See the GitHub Security Advisory GHSA-jf9p-2fv9-2jp2 for the maintainer's technical write-up.
Detection Methods for CVE-2025-65947
Indicators of Compromise
- Monotonically increasing handle count for a Windows process linked against thread-amount versions below 0.2.2, observable via Task Manager, Process Explorer, or Get-Process | Select-Object Handles.
- Steadily growing resident set size (RSS) on macOS processes using thread-amount, visible via top, vmmap, or ps -o rss.
- Process crashes accompanied by ERROR_NO_SYSTEM_RESOURCES on Windows or Jetsam/OOM kill log entries on macOS.
Detection Strategies
- Inventory build manifests (Cargo.toml, Cargo.lock) for direct or transitive dependencies on thread-amount below version 0.2.2.
- Add performance counters or telemetry for process handle counts and memory growth in long-running services that consume the library.
- Correlate availability incidents with deployment timelines to identify regressions tied to vulnerable releases.
Monitoring Recommendations
- Configure alerts when a process handle count exceeds a baseline threshold or grows linearly over time.
- Monitor macOS endpoints for repeated OOM terminations of the same binary.
- Track software composition analysis (SCA) findings to flag any reintroduction of pre-0.2.2 releases.
How to Mitigate CVE-2025-65947
Immediate Actions Required
- Upgrade thread-amount to version 0.2.2 or later in all dependent projects.
- Rebuild and redeploy downstream binaries that statically link the library.
- Restart long-running processes that have already accumulated leaked handles or memory.
Patch Information
The maintainer released the fix in version 0.2.2. The patch closes the Windows HANDLE returned by CreateToolhelp32Snapshot with CloseHandle and releases the Mach thread list with vm_deallocate after task_threads. Review the upstream changes in the GitHub Commit Update and the GitHub Pull Request.
Workarounds
- Cache the thread count in application code and avoid calling thread_amount on hot paths until the patched version is deployed.
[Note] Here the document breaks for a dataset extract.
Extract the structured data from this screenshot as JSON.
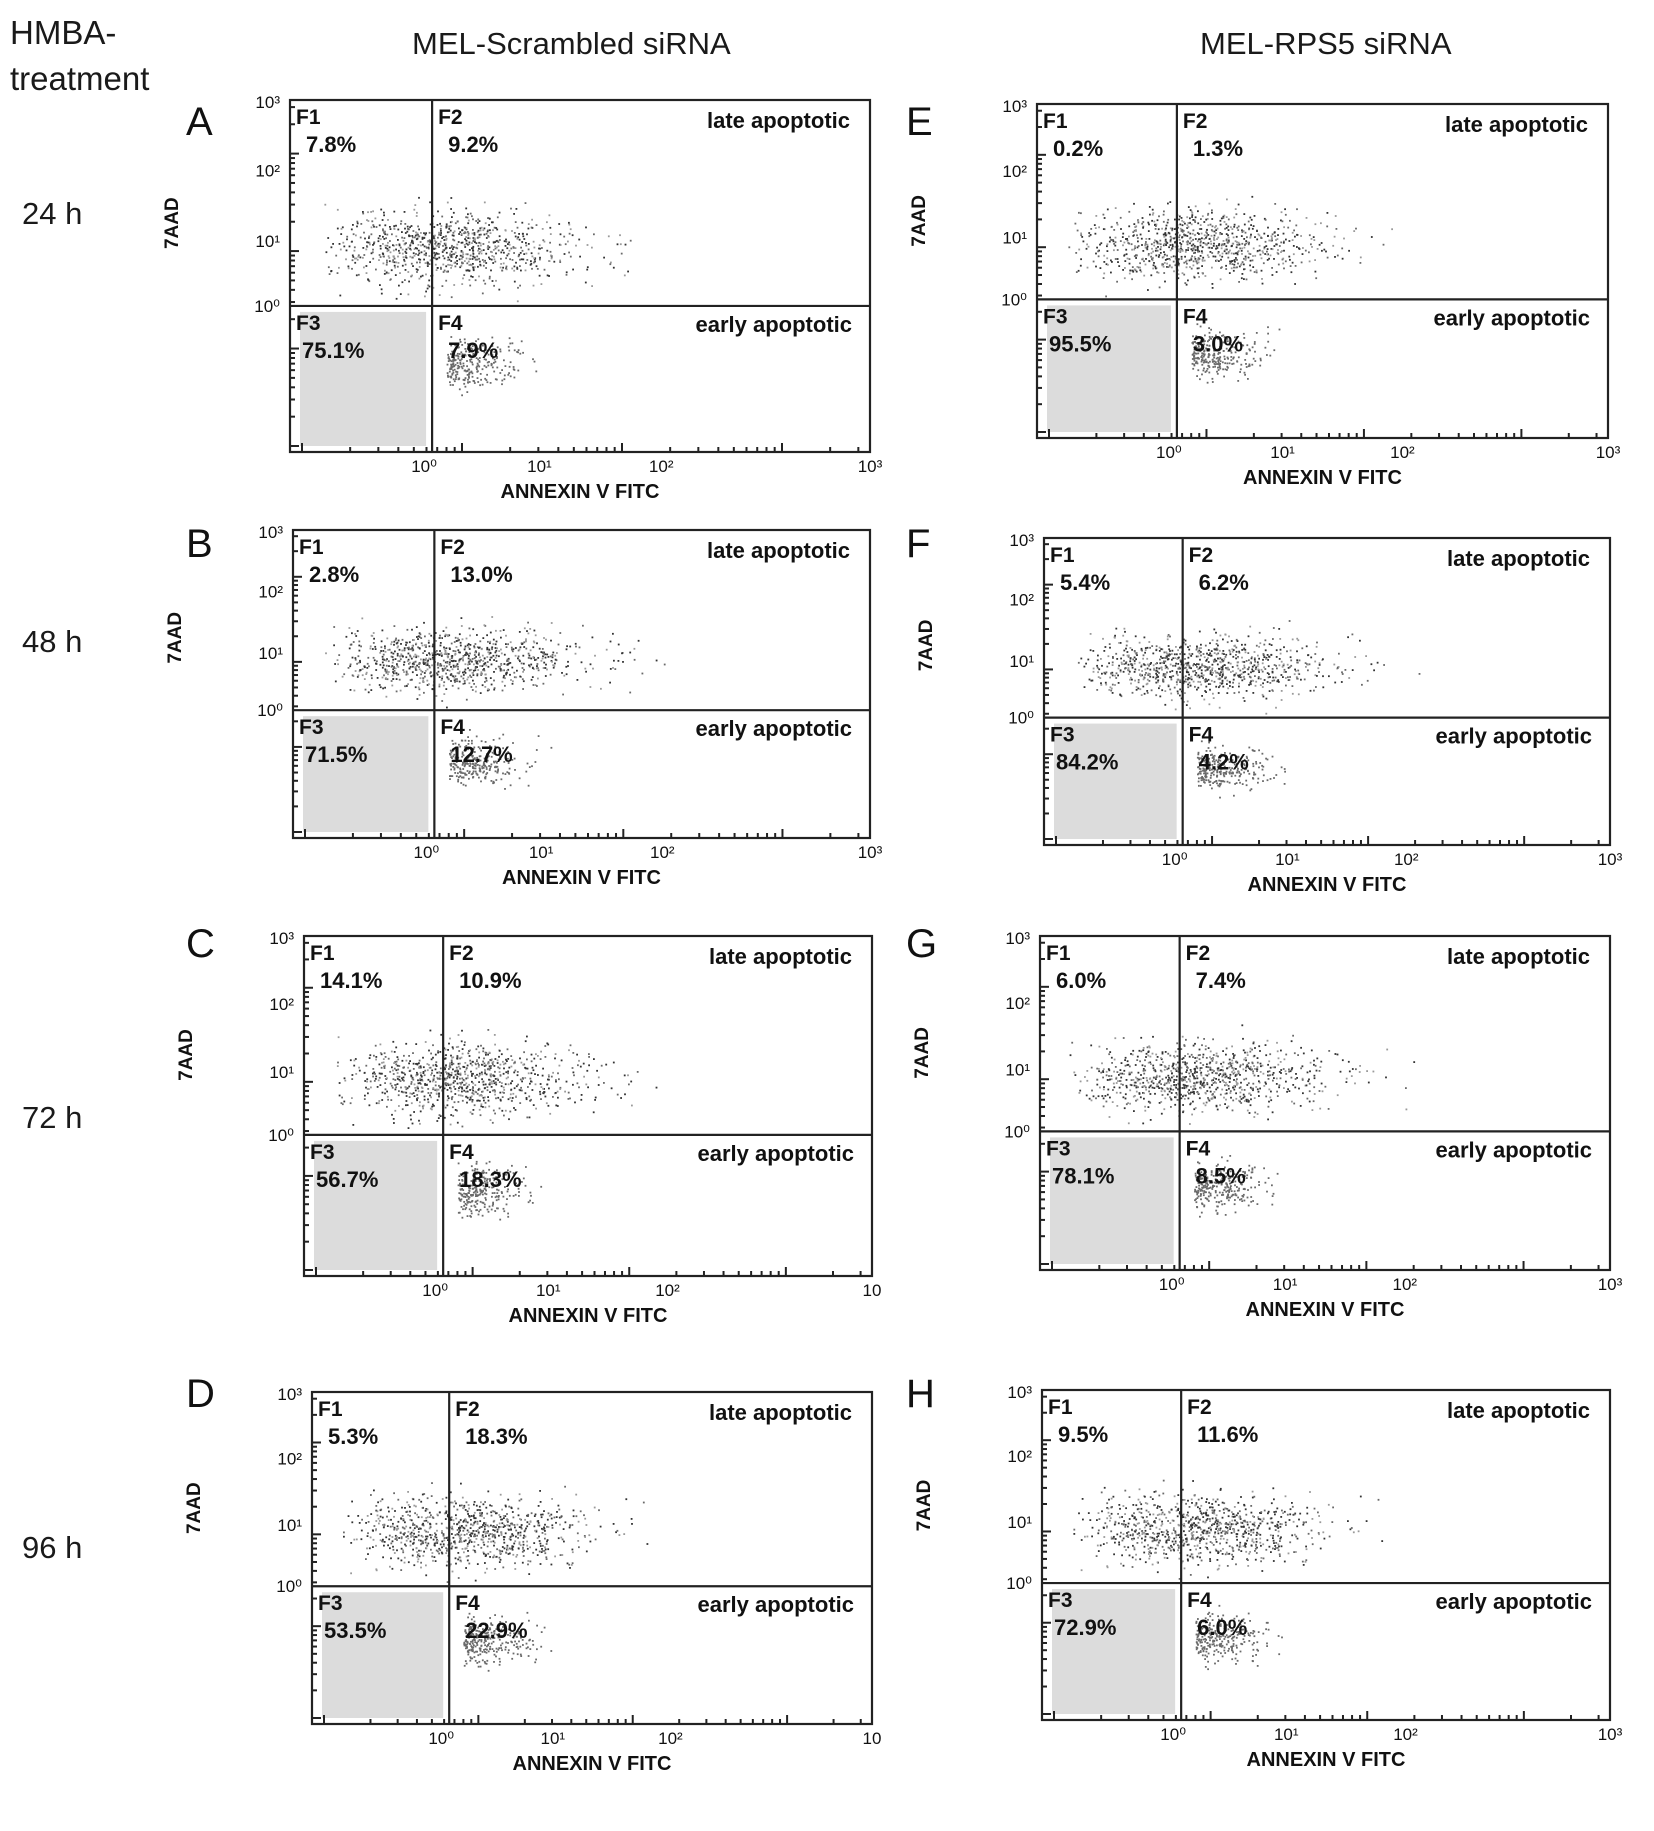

- Replace the dependency with a direct, properly-closing call to CreateToolhelp32Snapshot/CloseHandle on Windows or task_threads/vm_deallocate on macOS.
- Periodically recycle worker processes to bound resource consumption while patching is in progress.
# Update the dependency in a Rust project
cargo update -p thread-amount --precise 0.2.2
cargo build --release
Disclaimer: This content was generated using AI. While we strive for accuracy, please verify critical information with official sources.